We know that the value of \[\tan\left( \dfrac{\pi}{4} \right)\] is \[1\]
\[\Rightarrow\dfrac{\tan\left( \dfrac{\pi}{4} \right)\ -\tan x}{1\ + \tan\left( \dfrac{\pi}{4} \right) \times \tan x}\]
We know
\[\dfrac{tan\ A\ - \tan B}{1\ + \tan A \times \tan B} = \tan\left( A - B \right)\]
By applying the formula we get ,
\[\dfrac{\tan\left( \dfrac{\pi}{4} \right)- \tan x}{1\ + tan\left( \dfrac{\pi}{4} \right) \times \tan x} = tan\left( \left( \dfrac{\pi}{4} \right) - x \right)\]
Thus we get,
\[\sec 2x – \tan 2x = tan\left( \left( \dfrac{\pi}{4} \right) - x \right)\]

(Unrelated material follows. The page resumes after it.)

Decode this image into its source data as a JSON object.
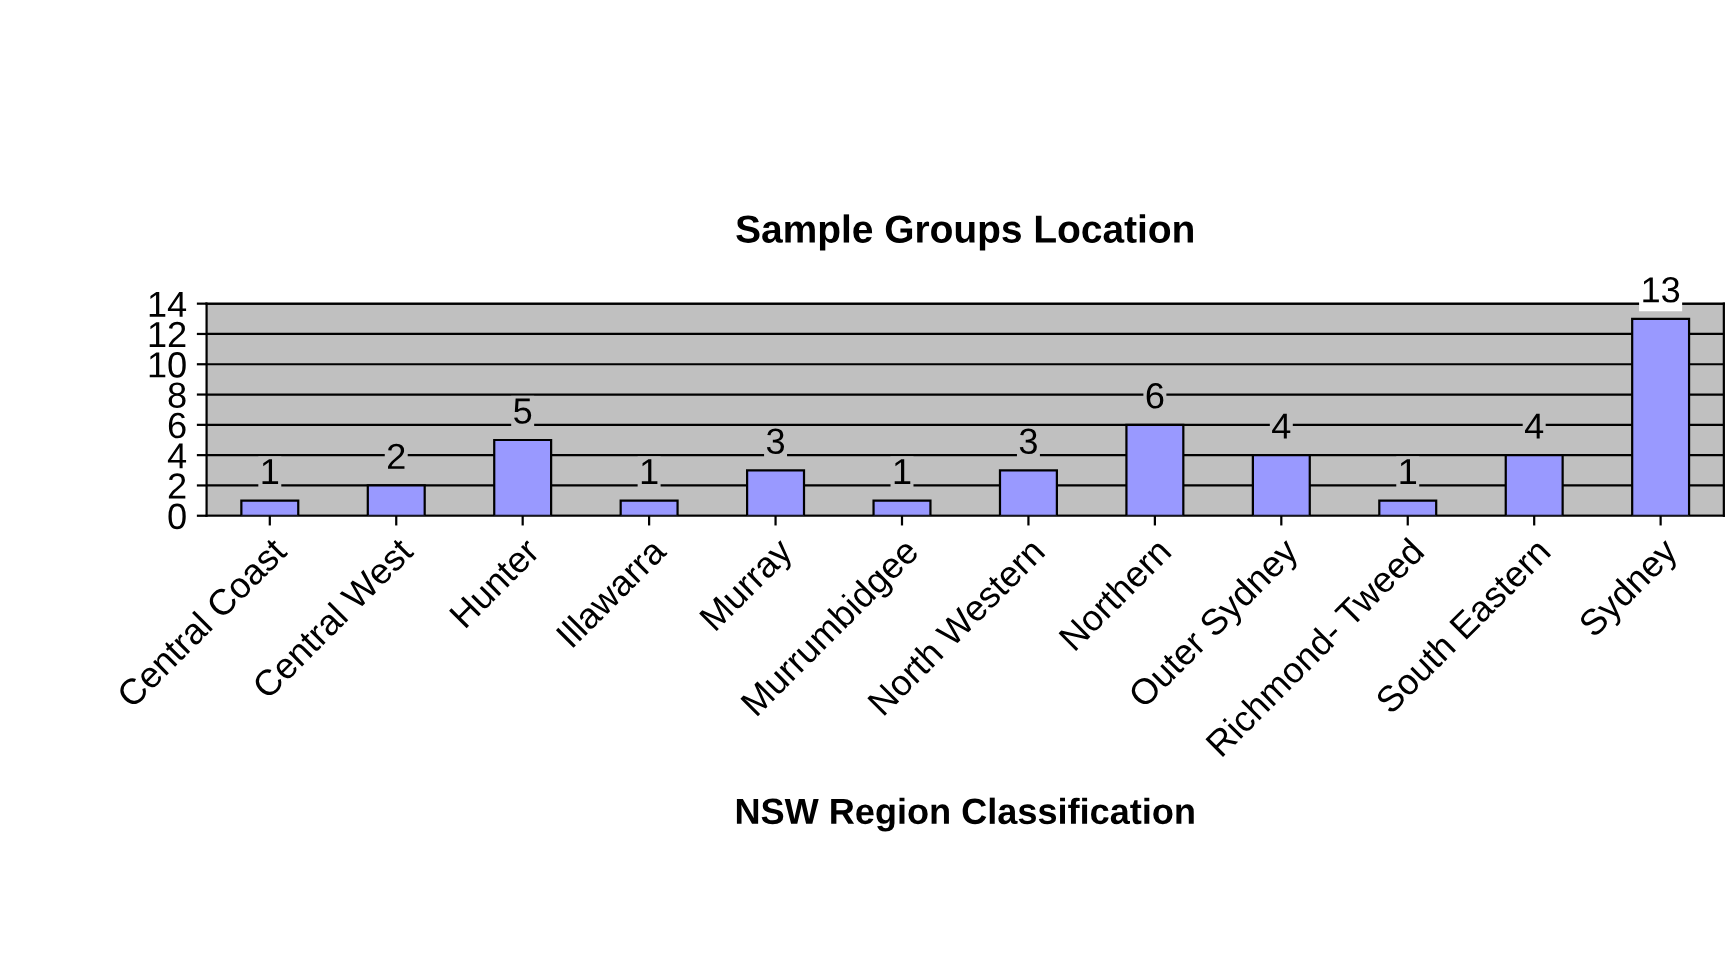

Therefore we have converted the given expression in terms of tangent.
Final answer :
\[\sec 2x – \tan 2x\] in terms of tan is \[\tan\left( \left( \dfrac{\pi}{4} \right) - x \right)\]

Note: The concept used to solve the given problem is trigonometric identities and ratios. Trigonometric identities are nothing but they involve trigonometric functions including variables and constants. The common technique used in this problem is the use of algebraic formulae with the use of trigonometric functions.